EOR portfolio overview
In order to supplement the regional identification of hydrocarbon recovery opportunities, a global EOR screening study was undertaken in 2007, covering existing assets and possible new business targets. The aim was to develop a more holistic and consistently evaluated ranking of EOR opportunities, to further fill the funnel and better focus resources to drive delivery.
Shell has EOR opportunities widely distributed across its assets. The thermal opportunities are primarily in EPW (Canada, California) and EPM (Oman), plus the Schoonebeek field in the Netherlands. Steam operations continue in numerous fields in Aera, Shell's California JV, plus Peace River and Orion in Canada, and several projects are post-FID in execution phases in PDO as well as at Schoonebeek.

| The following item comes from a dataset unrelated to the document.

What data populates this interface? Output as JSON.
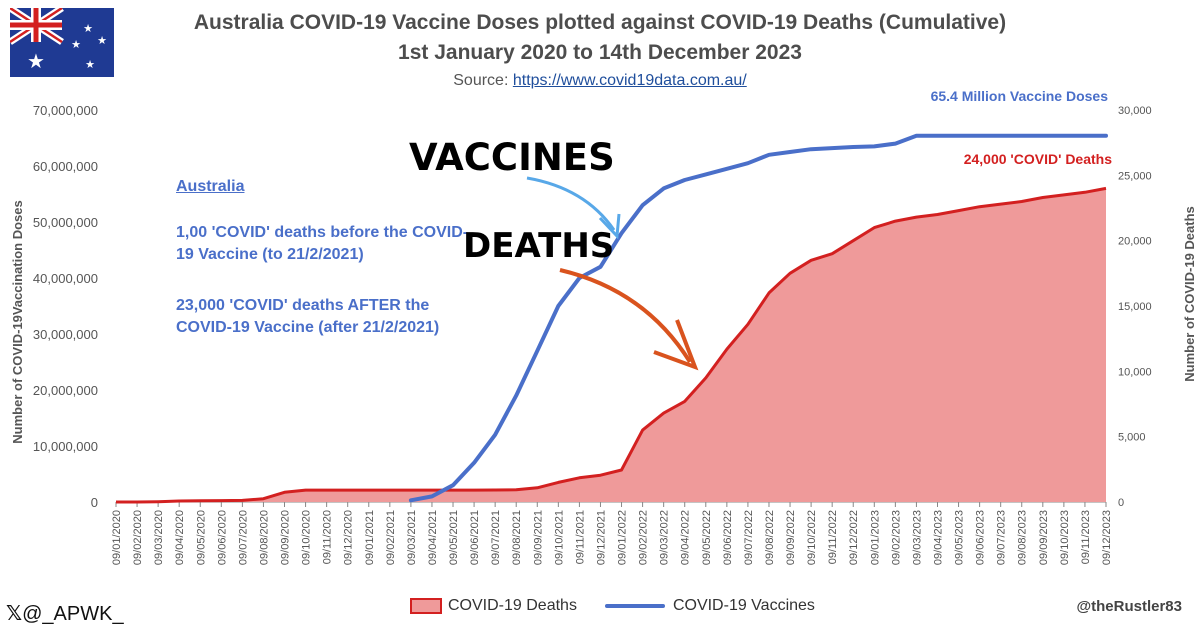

Miscible gas injection projects are being implemented at the Kashagan Field in Kazakhstan, and at Harweel in PDO, with several more identified and in various stages of maturation in the Middle East, Asia, the North Sea and California. The Marmul polymer project in PDO will be the first field scale application of Chemical EOR in the Shell portfolio, with first injection expected before year-end.
Projects are being matured in Brunei, Oman and Russia to deploy and demonstrate the viability of ASP. Many more opportunities are in the identify stage, positioned to further fill out the funnel.
Ultimately growing Shell's EOR business will be about delivering these projects.
It is worth highlighting that by 2010, Oman will be an EOR showcase, with projects in all three EOR families – gas (Harweel), thermal (Mukhaizna, Qarn Alam, Fahud, Amal) and chemical (Marmul polymer and possibly ASP). Canada is also an important and growing hub for Shell's thermal operations.
Other growth areas noted above will be close behind.
The future in EOR
Shell is not alone in its pursuit of EOR; a number of competitors are showing interest in the deployment of EOR technologies. Where Shell differentiates itself is in the integrated technologies offered, backed by global breadth and a strong R&D program.
The EOR technology pipeline can be thought of as a maturation curve, with some well-proved techniques already in operation, several evolved to demonstration stage, and many more in research and development. EOR isn't only about the subsurface either, as facilities, wells, surveillance and supply technologies all come into play to make a successful integrated project.
Competitive advantage is also about people and the capability to deal with complexity and integration challenges through science and technology. Development of the next generation of EOR experts is critical.
Winning will mean moving quickly and demonstrating in the field, with mini-trials and other fast-track deployment approaches. It will require keeping an eye on costs and operating excellence as we apply EOR technologies, working to further increase the efficiency of EOR, and commercial elements including supportive fiscal terms that accommodate the riskier cost and return nature of EOR.
Getting the most out of Shell's existing resources will be essential if the world is to meet the future energy challenge – there is no alternative, and that will not change with the inevitable ups and downs of oil prices. Resource holders will demand getting every barrel we can out of every reservoir, even the difficult ones, and that underpins the commitment to EOR.
The key success factors for EOR are a strong and prioritised opportunity inventory, a technology deployment programme linked to the portfolio challenges, an organisation with the skills and capabilities to drive the projects through maturation to successful delivery, and excellence in reservoir management and surveillance to deliver the barrels.